Basic expenses will make up a significant portion of your monthly costs in Canada. These include:

  • Food – Many schools offer prepaid meal plans for eating on campus. While this can be convenient, it can also be more expensive than making your own meals. Eating at restaurants or buying specialty items can double your food costs.
  • Clothing – Make sure to budget for clothing for both warm and cold weather. Most Ontario cities offer a wide range of clothing options for different budgets. These range from affordable second-hand shops to designer stores.
  • Transportation – Many international students walk, bike or use public transportation. Access to public transportation will vary depending on where you live. Your school may provide a student pass that gives you cheaper rates for bus or light rail services. If you decide to lease or buy a car, you will also have to pay for gas, parking, maintenance and monthly payments, as well as car insurance and registration (required by law in Ontario).
  • Mobile phone service – Be prepared to purchase a mobile phone that works with Ontario networks. Mobile phone service and data is more expensive in Canada.
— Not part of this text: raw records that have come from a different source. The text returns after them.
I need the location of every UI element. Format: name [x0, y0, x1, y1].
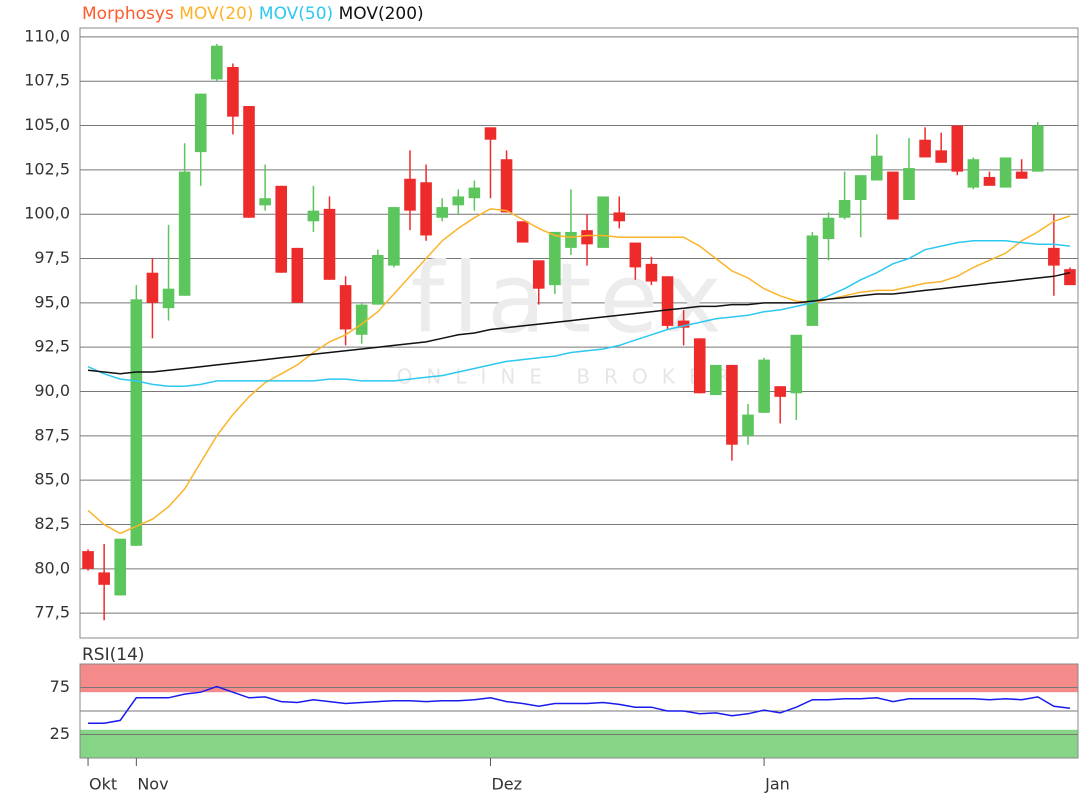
candle-body: [838, 200, 851, 218]
candle-body: [758, 359, 770, 413]
line-series: [88, 685, 1071, 724]
y-tick-label: 82,5: [34, 514, 70, 533]
candle-body: [307, 210, 320, 222]
candle-body: [243, 106, 255, 218]
candle-body: [452, 196, 465, 206]
candle-body: [774, 386, 787, 397]
y-tick-label: 87,5: [34, 425, 70, 444]
x-tick-label: Nov: [137, 775, 168, 794]
y-tick-label: 77,5: [34, 603, 70, 622]
candle-body: [420, 182, 432, 236]
candle-body: [211, 45, 223, 80]
legend-entry: MOV(50): [259, 4, 333, 24]
candle-body: [581, 230, 593, 245]
candle-body: [919, 139, 931, 158]
candle-body: [967, 159, 980, 188]
candle-body: [323, 208, 336, 280]
candle-body: [726, 364, 738, 445]
candle-body: [903, 168, 915, 201]
candle-body: [790, 334, 803, 394]
legend-entry: MOV(200): [339, 4, 424, 24]
y-tick-label: 92,5: [34, 337, 70, 356]
candle-body: [870, 155, 883, 181]
candle-body: [98, 572, 110, 585]
watermark: flatex: [410, 242, 729, 354]
line-series: [87, 240, 1071, 387]
candle-body: [468, 187, 481, 199]
candle-body: [194, 93, 207, 153]
y-tick-label: 95,0: [34, 292, 70, 311]
y-tick-label: 107,5: [24, 71, 70, 90]
plot-frame: [79, 663, 1079, 759]
candle-body: [1064, 269, 1076, 286]
y-tick-label: 100,0: [24, 204, 70, 223]
x-tick-label: Jan: [764, 775, 790, 794]
candle-body: [146, 272, 159, 303]
candle-body: [629, 242, 642, 268]
candle-body: [82, 551, 94, 569]
y-tick-label: 80,0: [34, 558, 70, 577]
candle-body: [742, 414, 754, 436]
x-tick-label: Okt: [89, 775, 117, 794]
line-series: [87, 271, 1071, 375]
x-tick-label: Dez: [491, 775, 522, 794]
candle-body: [1015, 171, 1028, 179]
y-tick-label: 105,0: [24, 115, 70, 134]
legend-entry: Morphosys: [82, 4, 174, 24]
candle-body: [130, 299, 143, 546]
candle-body: [500, 159, 513, 213]
candle-body: [275, 185, 288, 273]
candle-body: [388, 207, 400, 266]
candle-body: [162, 288, 175, 309]
candle-body: [645, 263, 658, 282]
legend-entry: MOV(20): [179, 4, 253, 24]
candle-body: [822, 217, 835, 240]
y-tick-label: 85,0: [34, 470, 70, 489]
candle-body: [549, 231, 561, 286]
y-tick-label: 25: [50, 724, 70, 743]
legend: Morphosys MOV(20) MOV(50) MOV(200): [82, 4, 424, 24]
candle-body: [114, 538, 127, 596]
candle-body: [710, 364, 722, 396]
y-tick-label: 110,0: [24, 26, 70, 45]
candle-body: [677, 320, 690, 328]
candle-body: [227, 67, 239, 117]
candle-body: [999, 157, 1012, 188]
candle-body: [339, 285, 352, 330]
candle-body: [887, 171, 899, 220]
candle-body: [1048, 247, 1060, 266]
candle-body: [355, 304, 368, 335]
candle-body: [371, 254, 384, 305]
candle-body: [532, 260, 545, 289]
candle-body: [983, 176, 996, 186]
candle-body: [951, 125, 964, 172]
y-tick-label: 102,5: [24, 159, 70, 178]
candle-body: [693, 338, 706, 394]
candle-body: [1031, 125, 1044, 172]
plot-frame: [79, 27, 1079, 639]
y-tick-label: 90,0: [34, 381, 70, 400]
candle-body: [484, 127, 497, 140]
line-series: [87, 208, 1071, 535]
watermark: ONLINE BROKER: [397, 365, 744, 389]
candle-body: [806, 235, 819, 326]
candle-body: [404, 178, 416, 211]
candle-body: [854, 175, 867, 201]
candle-body: [259, 198, 271, 206]
y-tick-label: 97,5: [34, 248, 70, 267]
candle-body: [436, 207, 448, 218]
indicator-label: RSI(14): [82, 645, 145, 665]
candle-body: [613, 212, 626, 222]
y-tick-label: 75: [50, 677, 70, 696]
candle-body: [565, 231, 577, 248]
candle-body: [178, 171, 191, 296]
candle-body: [935, 150, 947, 163]
candle-body: [597, 196, 609, 248]
candle-body: [291, 247, 304, 303]
candle-body: [661, 276, 674, 326]
candle-body: [516, 221, 529, 243]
Check with your school to find the best option.
  • Other expenses – Make sure you budget for personal items, haircuts, gifts, entertainment and activities. You may also need to pay for laundry using coins or a prepaid card. 


Health insurance is provided by your institution and paid through your student fees. Check with your school for details.

International student health insurance plans typically cover the cost of basic health and medical expenses. Be prepared to pay for prescription medication out of your own pocket.

Taxes and deductions

In Ontario, a harmonized sales tax (HST) of 13% is added to many of the goods and services you purchase. Some products are exempt, but be prepared to pay this tax on most purchases.

If you work during your studies, you will see deductions automatically taken off your pay cheque. These deductions usually cover things like income taxes, Canada Pension Plan (CPP), employment insurance, union dues (if you are part of a union) and any other deductions you and your employer agree to in writing.